To test this hypothesis, the researchers exposed 10 iPSC-derived RPE cell lines involving different genetic variants to anaphylatoxins from human serum. They predicted that such a stress challenge would act as a surrogate for age-induced increases in alternate complement pathway that had been observed in the eyes of patients with AMD.

iPSC-derived RPE exposed to activated human serum developed key disease phenotypes: the formation of drusen, and RPE atrophy, which is associated with advanced disease stages. While signs of disease progression occurred among all 10 types of iPSC-derived RPE cells used in the study, they were worse in the iPSC-derived RPE from patients with high-risk variants in the alternate complement pathway, compared to those with low-risk variants, which gave the researchers a way to discern specific effects of genotype on disease characteristics.

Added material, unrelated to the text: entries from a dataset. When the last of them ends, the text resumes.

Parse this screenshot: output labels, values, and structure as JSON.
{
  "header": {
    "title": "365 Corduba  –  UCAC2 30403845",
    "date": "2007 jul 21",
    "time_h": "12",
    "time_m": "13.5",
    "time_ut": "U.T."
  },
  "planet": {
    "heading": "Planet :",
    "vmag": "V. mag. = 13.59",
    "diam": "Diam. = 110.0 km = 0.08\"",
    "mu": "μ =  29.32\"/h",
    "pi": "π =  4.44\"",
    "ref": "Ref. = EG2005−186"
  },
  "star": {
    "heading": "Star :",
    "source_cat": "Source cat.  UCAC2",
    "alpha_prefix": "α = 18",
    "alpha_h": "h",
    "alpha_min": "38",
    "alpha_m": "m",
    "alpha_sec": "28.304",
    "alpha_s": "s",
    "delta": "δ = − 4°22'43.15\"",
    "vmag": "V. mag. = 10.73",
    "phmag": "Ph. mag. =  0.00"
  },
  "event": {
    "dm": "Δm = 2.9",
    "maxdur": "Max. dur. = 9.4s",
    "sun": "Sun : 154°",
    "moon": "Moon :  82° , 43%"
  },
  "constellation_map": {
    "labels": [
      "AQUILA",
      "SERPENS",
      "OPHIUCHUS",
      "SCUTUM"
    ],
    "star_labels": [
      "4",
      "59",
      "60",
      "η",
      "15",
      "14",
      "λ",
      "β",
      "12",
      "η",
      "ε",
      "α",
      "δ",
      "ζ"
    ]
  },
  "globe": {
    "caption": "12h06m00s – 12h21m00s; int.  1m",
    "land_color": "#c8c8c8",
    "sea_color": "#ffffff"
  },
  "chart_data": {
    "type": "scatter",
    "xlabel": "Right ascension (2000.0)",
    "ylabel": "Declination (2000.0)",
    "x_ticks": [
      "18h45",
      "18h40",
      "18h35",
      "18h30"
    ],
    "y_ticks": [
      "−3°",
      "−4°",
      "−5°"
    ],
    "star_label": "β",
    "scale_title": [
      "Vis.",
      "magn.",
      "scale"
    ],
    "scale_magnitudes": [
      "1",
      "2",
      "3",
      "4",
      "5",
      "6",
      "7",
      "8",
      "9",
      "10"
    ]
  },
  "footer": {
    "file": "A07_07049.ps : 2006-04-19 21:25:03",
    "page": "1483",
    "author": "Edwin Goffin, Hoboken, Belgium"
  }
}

Using the model, they screened more than 1,200 drugs from a library of pharmacological agents that had been tested for a range of other conditions. The screen flagged two drugs for their ability to inhibit RPE atrophy and drusen formation: the protease inhibitor aminocaproic acid, which likely directly blocks the complement pathway outside cells, and a second agent (L745), which stops complement induced inflammation inside the cell indirectly via inactivation of the dopamine pathway.

Of the two, L745 looks most promising and biologically interesting, according to Kapil Bharti, PhD, director of the NEI Ocular and Stem Cell Translational Research Section. The drug was developed by Merck & Co., and was originally tested for treating schizophrenia.

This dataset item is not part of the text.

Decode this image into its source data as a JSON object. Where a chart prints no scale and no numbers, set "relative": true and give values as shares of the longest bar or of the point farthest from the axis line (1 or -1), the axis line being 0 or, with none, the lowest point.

As an extension of the current work, the Bharti lab helped generate iPSCs from participants in a large NEI supported clinical study known as AREDS2. “We grew 65 iPSC-derived RPE lines and they are now being shared with the research community to create models for AMD research,” Bharti said. “This paper provides a framework to develop such models and thus has broad implications for the AMD research community.”